A ideia da cadeira de rodas automatizada partiu de um projeto de conclusão de curso e da vontade de dois alunos em aplicar a tecnologia no cotidiano dos cidadãos. 'Pensamos no lado social da ciência da computação. A pessoa, com a cadeira, não dependerá de alguém para empurrar. É um tipo de controle [pela força do pensamento] que não existe em escala comercial em nenhum lugar do mundo', diz Cintra.
No Espaço de Robótica e Inovação também estão sendo expostas tecnologias como o robô capaz de apoiar o resgate de vítimas de incêndio, o mouse controlado por movimentos faciais e as lâmpadas que acendem ou apagam por meio do celular.
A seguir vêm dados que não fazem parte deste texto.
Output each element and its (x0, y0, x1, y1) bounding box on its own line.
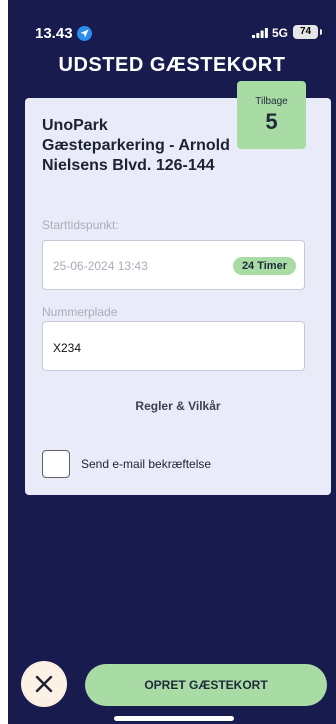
plate-input[interactable]: X234 (42, 321, 305, 371)
remaining-count: 5 (265, 109, 278, 134)
remaining-label: Tilbage (255, 96, 288, 107)
home-indicator (114, 716, 234, 721)
remaining-badge: Tilbage 5 (237, 81, 306, 149)
plate-label: Nummerplade (42, 305, 118, 319)
email-confirmation-label: Send e-mail bekræftelse (81, 457, 212, 471)
terms-link[interactable]: Regler & Vilkår (25, 399, 331, 413)
location-arrow-icon (77, 26, 92, 41)
status-time: 13.43 (35, 25, 73, 42)
start-time-value: 25-06-2024 13:43 (53, 259, 148, 273)
start-time-label: Starttidspunkt: (42, 218, 119, 232)
signal-icon (252, 28, 268, 38)
page-title: UDSTED GÆSTEKORT (58, 54, 286, 76)
close-icon (35, 675, 53, 693)
create-guest-card-button[interactable]: OPRET GÆSTEKORT (85, 664, 327, 706)
battery-icon: 74 (293, 25, 322, 39)
duration-chip[interactable]: 24 Timer (232, 257, 296, 275)
email-confirmation-checkbox[interactable] (42, 450, 70, 478)
network-label: 5G (272, 26, 289, 40)
location-name: UnoPark Gæsteparkering - Arnold Nielsens… (42, 117, 230, 174)
plate-value: X234 (53, 341, 82, 355)
close-button[interactable] (21, 661, 67, 707)
status-bar: 13.43 5G 74 (8, 0, 336, 44)
start-time-field[interactable]: 25-06-2024 13:43 24 Timer (42, 240, 305, 290)
guest-card-form: Tilbage 5 UnoPark Gæsteparkering - Arnol… (25, 81, 331, 495)
app-screen: 13.43 5G 74 UDSTED GÆSTEKORT Tilbage 5 U… (8, 0, 336, 724)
Todas as inovações foram construídas a partir de tecnologias baseadas em softwares e hardwares livres.
Neste ano, o tema do evento é Portabilidade, Colaboração e Integração. A proposta do Consegi é reunir governo, academia e sociedade para trocar experiências e apresentar tecnologias que facilitem o acesso a serviços públicos e a melhorar o cotidiano das pessoas.
O congresso é promovido pelo Serviço Federal de Processamento de Dados (Serpro) e vai oferecer mais de 190 palestras, debates e oficinas gratuitas. O congresso tem transmissão ao vivo pelo site do Consegi.